Salcedo was born in Guadalajara, Mexico, and it was during her teen years when she emigrated to the United States. At 18, she called Los Angeles home and shortly after she began her transition.
She is a survivor of hate crimes and violence.
“I survived everything you could think about. It was drug addiction, beatings and sexual assault both in the streets and in prison,” Salcedo added.
According to the Human Rights Campaign, this year alone there have been 32 transgender individuals killed. For Salcedo, she wants to ensure no other life is lost to senseless acts of hate. In September, she was appointed by Gov. Gavin Newsom to the Commission on the State of Hate, a seat she leads with honor for her community.
“I think it’s important that we are seen and that we are reflected within our society. And that members of our society can see that we can be part of those political spaces, that we can contribute to the changes that need to happen,” Salcedo said.

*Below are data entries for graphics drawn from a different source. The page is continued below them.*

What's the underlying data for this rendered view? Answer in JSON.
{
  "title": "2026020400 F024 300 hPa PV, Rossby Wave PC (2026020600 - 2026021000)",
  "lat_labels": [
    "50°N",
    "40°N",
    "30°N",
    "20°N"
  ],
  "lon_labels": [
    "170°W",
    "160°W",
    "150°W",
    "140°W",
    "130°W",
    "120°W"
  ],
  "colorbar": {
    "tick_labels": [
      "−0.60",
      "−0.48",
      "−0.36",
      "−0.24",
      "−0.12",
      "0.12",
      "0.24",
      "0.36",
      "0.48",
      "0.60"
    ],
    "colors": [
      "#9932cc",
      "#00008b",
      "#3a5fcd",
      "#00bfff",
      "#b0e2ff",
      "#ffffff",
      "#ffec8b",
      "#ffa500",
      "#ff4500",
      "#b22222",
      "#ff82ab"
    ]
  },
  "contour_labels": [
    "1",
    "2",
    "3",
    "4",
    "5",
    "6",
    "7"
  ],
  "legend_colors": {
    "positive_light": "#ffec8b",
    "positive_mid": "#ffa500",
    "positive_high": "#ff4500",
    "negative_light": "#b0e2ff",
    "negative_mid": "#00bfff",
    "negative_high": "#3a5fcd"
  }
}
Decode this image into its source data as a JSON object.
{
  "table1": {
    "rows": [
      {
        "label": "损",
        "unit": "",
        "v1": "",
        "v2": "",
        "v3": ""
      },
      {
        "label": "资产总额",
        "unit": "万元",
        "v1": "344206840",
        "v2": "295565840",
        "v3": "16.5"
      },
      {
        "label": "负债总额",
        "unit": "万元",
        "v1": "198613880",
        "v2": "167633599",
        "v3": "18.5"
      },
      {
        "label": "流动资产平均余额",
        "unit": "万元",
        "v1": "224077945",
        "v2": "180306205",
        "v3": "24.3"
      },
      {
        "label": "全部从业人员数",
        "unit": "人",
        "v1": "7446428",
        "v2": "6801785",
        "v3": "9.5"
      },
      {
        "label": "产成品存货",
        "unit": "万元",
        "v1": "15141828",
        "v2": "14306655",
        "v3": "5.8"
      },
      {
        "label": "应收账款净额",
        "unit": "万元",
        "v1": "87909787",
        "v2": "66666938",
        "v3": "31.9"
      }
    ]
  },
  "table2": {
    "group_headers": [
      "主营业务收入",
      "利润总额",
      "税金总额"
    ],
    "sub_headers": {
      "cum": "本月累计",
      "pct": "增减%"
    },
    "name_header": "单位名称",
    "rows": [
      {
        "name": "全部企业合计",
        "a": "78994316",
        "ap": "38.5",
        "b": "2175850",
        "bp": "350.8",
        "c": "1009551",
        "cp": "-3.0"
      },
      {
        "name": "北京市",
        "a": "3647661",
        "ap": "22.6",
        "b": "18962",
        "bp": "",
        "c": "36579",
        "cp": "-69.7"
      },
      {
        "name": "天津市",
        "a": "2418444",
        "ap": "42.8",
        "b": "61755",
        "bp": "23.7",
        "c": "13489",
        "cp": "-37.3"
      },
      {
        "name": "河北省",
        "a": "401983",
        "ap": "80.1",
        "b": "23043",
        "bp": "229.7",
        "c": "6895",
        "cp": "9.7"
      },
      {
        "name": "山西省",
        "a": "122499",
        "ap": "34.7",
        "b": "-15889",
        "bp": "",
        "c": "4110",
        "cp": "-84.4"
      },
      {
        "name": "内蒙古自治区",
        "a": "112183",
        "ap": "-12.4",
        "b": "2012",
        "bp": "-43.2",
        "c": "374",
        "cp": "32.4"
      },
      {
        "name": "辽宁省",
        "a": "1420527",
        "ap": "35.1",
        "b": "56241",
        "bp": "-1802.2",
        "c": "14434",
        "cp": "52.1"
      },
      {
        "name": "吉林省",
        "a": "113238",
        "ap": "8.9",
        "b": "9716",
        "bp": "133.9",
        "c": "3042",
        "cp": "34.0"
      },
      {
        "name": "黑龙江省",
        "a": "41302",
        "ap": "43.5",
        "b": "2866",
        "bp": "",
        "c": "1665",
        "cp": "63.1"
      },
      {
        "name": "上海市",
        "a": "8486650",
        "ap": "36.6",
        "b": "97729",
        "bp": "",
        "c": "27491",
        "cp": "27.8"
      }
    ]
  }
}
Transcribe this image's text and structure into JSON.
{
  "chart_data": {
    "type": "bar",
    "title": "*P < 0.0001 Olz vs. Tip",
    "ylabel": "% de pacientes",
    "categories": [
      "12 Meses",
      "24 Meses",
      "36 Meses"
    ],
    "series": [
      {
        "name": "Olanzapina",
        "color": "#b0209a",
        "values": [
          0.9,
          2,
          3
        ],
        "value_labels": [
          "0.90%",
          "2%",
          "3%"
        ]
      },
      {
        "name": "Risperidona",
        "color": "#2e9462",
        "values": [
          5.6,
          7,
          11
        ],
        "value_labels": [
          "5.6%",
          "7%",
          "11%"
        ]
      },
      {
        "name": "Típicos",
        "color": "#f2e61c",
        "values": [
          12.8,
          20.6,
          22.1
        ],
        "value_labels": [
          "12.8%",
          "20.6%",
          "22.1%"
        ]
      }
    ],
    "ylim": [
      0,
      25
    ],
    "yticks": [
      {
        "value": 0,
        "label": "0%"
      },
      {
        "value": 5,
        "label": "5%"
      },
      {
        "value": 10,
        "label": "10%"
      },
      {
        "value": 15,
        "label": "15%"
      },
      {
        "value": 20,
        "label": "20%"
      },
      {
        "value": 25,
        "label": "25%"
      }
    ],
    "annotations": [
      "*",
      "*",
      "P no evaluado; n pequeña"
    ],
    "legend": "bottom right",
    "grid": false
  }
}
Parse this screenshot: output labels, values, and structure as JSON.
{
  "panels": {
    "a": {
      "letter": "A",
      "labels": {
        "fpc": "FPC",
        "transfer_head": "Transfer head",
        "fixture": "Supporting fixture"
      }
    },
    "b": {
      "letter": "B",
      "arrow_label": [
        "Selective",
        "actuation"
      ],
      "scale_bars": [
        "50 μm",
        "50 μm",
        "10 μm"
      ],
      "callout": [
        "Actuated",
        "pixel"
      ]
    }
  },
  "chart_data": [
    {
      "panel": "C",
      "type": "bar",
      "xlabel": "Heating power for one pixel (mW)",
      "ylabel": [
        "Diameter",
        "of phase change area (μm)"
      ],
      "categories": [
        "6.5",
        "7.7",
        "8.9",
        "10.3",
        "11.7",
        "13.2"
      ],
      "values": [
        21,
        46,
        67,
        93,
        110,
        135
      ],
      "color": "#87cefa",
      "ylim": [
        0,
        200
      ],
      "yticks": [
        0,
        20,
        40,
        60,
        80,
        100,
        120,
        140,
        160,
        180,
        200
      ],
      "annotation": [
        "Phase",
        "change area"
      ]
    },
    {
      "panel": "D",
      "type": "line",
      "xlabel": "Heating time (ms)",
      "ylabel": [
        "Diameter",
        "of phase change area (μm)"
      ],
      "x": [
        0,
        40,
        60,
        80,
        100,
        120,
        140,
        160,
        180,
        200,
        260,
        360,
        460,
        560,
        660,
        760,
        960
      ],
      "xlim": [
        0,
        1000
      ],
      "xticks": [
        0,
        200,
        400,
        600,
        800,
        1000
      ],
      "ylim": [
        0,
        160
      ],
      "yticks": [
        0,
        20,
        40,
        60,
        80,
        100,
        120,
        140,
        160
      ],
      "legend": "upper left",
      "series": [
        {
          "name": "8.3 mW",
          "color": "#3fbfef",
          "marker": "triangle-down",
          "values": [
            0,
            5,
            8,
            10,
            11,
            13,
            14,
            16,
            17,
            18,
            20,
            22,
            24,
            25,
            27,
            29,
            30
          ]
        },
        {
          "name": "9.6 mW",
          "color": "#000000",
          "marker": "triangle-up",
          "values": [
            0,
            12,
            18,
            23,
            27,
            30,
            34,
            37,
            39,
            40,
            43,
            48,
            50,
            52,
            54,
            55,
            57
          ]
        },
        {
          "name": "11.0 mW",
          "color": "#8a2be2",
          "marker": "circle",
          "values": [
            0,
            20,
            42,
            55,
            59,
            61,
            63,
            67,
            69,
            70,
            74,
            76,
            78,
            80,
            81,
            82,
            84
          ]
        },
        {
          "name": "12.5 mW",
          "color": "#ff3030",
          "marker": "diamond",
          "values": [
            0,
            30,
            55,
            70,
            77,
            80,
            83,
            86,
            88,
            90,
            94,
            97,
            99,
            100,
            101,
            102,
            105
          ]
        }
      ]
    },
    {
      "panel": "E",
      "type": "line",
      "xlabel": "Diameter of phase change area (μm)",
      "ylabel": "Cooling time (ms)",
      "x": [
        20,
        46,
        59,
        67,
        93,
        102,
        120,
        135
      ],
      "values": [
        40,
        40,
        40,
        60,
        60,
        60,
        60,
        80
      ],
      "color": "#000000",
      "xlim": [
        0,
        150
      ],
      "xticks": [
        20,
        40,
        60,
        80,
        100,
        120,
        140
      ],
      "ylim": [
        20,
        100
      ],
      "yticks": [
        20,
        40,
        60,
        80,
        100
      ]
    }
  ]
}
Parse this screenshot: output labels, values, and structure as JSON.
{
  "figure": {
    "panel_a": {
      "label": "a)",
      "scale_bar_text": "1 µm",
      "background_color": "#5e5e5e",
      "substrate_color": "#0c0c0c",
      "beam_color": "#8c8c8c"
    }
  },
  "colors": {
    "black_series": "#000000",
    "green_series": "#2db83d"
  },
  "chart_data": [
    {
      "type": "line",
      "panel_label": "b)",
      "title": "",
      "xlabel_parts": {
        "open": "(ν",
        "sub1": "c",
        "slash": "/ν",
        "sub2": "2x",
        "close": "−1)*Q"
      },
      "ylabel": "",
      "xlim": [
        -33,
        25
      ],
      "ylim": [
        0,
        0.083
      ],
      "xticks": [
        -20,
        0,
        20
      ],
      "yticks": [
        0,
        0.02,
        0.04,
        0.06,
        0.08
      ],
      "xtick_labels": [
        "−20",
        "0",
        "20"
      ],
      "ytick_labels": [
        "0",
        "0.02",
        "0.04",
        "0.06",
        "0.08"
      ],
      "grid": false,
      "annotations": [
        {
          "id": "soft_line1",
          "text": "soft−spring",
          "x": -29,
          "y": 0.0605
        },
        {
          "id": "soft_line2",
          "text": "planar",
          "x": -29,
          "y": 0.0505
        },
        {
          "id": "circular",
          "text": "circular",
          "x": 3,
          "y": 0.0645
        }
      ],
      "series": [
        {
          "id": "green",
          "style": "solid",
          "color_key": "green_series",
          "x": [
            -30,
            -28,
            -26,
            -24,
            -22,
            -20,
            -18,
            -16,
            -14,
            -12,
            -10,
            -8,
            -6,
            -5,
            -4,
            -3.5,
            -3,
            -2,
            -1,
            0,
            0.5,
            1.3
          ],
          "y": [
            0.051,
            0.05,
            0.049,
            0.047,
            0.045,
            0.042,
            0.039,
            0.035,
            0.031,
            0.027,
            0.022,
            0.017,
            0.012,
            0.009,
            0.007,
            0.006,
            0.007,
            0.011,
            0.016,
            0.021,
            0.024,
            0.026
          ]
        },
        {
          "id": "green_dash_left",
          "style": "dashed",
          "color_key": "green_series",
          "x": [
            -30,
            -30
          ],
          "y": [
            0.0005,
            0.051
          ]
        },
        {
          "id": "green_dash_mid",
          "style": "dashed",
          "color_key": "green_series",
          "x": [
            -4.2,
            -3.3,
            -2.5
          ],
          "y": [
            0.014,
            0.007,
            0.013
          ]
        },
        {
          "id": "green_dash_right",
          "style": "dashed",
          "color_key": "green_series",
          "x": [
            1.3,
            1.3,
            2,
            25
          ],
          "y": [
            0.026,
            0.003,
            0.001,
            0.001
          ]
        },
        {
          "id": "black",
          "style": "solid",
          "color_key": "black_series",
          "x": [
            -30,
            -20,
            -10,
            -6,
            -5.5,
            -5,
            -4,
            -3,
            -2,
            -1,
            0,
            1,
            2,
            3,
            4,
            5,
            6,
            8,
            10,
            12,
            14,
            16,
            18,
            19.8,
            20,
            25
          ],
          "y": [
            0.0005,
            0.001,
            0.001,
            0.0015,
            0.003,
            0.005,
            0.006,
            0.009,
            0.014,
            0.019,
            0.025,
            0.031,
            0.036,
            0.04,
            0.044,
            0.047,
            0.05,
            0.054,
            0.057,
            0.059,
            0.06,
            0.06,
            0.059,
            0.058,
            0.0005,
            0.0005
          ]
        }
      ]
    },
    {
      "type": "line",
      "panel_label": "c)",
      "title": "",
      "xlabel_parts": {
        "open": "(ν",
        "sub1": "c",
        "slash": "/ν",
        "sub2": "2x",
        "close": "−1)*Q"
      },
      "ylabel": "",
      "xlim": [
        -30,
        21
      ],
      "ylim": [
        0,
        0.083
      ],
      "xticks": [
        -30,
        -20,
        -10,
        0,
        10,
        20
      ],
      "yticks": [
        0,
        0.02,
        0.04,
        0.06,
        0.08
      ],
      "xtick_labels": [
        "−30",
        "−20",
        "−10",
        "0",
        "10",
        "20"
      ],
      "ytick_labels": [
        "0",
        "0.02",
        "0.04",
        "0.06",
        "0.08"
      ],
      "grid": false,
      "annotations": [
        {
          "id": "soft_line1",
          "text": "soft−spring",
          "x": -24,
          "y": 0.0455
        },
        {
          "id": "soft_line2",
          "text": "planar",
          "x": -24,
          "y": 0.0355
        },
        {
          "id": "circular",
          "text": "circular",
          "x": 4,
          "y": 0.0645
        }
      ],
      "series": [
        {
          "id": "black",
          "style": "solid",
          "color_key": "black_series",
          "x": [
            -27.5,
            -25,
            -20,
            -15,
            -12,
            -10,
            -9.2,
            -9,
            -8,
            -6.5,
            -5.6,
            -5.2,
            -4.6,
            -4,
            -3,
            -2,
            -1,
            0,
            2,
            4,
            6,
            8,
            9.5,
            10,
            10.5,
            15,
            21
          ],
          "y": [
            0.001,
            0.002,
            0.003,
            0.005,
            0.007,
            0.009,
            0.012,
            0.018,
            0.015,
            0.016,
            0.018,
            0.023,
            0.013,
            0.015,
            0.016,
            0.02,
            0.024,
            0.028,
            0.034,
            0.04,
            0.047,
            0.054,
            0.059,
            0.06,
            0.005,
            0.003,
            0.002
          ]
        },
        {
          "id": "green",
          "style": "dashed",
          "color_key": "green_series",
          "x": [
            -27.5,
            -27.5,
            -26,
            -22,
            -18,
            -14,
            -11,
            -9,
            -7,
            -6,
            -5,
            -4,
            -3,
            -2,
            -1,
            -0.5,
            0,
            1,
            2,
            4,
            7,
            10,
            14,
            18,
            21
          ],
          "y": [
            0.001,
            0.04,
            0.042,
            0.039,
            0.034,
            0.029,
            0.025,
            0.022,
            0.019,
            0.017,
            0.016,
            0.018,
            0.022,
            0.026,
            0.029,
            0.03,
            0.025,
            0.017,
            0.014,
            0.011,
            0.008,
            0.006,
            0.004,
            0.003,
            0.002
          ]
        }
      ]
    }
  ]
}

Rita Garcia, the program coordinator for the organization’s informative grant, is working on a project to create a 211 line that encourages the community to report acts of hate.
“We’re going to create notice and emphasis on our complaints. It’s not only to report because we are transgender but maybe because of culture hate crimes or ethnicity,” Garcia added.
Whether it’s creating and pushing for these kinds of safety programs or marching on the streets, Salcedo wants others to know they’re not alone.
“Nobody has the authority to tell us that we’re not allowed to walk on this earth,” Salcedo said.
For Salcedo, she said that there’s power in unity and together they can make changes by being authentically themselves.